Emigration and Death

In the early 1930s, after most of Adler’s Austrian clinics had been closed due to his Jewish heritage, Adler left Austria for a professorship at the Long Island College of Medicine in the USA. He had held a visiting professorship at Columbia University since 1926 and at Long Island College since 1932. In 1937, Adler went on a lecture tour and suffered a fatal heart attack in Aberdeen, Scotland at the age of 67. The sudden death of Alfred Adler dealt a severe blow to individual psychology, particularly in Germany and Austria in the 1930s. Adler’s students were persecuted by the new rulers. The flourishing depth psychology had to leave its centre in German-speaking Europe and continue its work of psychological enlightenment in other parts of the world. The dictatorships and the Second World War also had a lasting impact on the development of psychological science as a whole.

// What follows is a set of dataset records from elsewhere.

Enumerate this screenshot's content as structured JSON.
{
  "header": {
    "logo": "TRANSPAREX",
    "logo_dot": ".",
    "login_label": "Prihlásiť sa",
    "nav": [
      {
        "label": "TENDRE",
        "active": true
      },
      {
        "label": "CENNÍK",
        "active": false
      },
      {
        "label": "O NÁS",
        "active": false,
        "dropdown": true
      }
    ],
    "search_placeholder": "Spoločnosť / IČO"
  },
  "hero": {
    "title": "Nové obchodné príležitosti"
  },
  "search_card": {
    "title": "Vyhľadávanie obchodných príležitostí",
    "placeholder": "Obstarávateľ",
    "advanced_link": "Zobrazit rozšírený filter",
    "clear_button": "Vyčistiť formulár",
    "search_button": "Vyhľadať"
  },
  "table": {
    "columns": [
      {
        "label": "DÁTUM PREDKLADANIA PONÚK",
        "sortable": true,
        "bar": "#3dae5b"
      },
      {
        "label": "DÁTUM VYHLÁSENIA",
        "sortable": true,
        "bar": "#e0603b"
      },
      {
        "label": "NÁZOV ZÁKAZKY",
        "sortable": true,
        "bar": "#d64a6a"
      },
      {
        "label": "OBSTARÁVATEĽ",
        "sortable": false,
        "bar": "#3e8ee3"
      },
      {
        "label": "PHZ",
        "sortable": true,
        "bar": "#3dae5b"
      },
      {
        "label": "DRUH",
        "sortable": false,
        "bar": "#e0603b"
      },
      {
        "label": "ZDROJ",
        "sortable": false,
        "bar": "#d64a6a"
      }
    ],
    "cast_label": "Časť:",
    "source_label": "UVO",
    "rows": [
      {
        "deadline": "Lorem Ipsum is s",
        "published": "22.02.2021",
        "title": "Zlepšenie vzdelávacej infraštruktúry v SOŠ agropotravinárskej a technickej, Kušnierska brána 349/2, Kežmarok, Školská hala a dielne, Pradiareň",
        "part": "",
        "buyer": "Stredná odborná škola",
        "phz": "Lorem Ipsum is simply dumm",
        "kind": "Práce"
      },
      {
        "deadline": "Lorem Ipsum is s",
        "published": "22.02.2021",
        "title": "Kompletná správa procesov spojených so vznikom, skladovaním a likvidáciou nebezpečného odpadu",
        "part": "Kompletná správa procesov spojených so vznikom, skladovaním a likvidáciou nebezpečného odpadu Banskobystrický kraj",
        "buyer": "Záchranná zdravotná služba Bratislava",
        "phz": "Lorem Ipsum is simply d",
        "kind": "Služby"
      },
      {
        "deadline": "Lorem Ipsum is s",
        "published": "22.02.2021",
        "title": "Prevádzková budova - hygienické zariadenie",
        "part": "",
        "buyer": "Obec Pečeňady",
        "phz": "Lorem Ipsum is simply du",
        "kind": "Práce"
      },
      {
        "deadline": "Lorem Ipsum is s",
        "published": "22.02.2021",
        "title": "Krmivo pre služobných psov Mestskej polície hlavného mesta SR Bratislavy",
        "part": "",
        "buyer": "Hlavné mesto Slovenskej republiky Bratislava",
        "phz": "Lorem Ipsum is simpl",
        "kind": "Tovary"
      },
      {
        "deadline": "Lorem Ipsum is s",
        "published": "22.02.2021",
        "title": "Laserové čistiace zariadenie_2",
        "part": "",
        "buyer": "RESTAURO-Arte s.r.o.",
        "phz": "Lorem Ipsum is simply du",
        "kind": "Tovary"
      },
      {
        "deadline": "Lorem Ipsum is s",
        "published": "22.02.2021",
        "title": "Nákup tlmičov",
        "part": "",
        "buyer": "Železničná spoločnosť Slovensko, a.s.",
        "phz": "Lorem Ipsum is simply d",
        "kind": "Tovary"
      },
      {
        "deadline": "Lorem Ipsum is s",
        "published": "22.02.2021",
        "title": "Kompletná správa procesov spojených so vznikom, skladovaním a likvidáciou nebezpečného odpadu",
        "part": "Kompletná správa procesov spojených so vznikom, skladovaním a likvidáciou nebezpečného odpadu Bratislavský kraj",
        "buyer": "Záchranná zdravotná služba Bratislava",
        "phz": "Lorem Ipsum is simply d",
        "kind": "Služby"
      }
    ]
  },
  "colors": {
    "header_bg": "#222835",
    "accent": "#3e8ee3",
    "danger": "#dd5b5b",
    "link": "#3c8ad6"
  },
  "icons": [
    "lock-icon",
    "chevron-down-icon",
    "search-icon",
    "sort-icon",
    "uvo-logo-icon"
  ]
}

Mental and Social Well Being

As a practicing physician and as an active participant in Sigmund Freud’s novel psychoanalytic discussion groups, Adler discovered that in every expression of human life, physical and mental processes are always jointly effective and form an indivisible unit (individual). This discovery forms the basis of psychosomatics today. In observing organ inferiorities, Adler found that body and psyche have a tendency to compensate for them in some way. Adler found this situation of inferiority or inferiority in the psychic area especially in the three life tasks work – love – community (infant, sibling row, school, job, marriage, exam situations etc.). It triggers in humans an emotional state that Adler called inferiority. Similar to the compensation of organ inferiority, the human psyche strives to overcome this state of inferiority by what Adler called a striving for recognition. According to Adler, how well man is able to overcome such challenges in life depends primarily on how he was able to overcome the first inferiority situation, his helplessness as an infant. Adler noted that this positive drive in the process of growth and development forms the basis for the educability of the human being, because in this situation he is absolutely dependent on the help of his relationship persons.

Legacy

Around the world there are various organizations promoting Adler’s orientation towards mental and social well-being. These include the International Committee of Adlerian Summer Schools and Institutes (ICASSI), the North American Society for Adlerian Psychology (NASAP) and the International Association for Individual Psychology. Teaching institutes and programs exist in Austria, Canada, England, Germany, Greece, Israel, Italy, Japan, Latvia, Switzerland, the United States, Jamaica, Peru, and Wales. Adler left behind many theories and practices that very much influenced the world of psychiatry. Today these concepts are known as Adlerian psychology.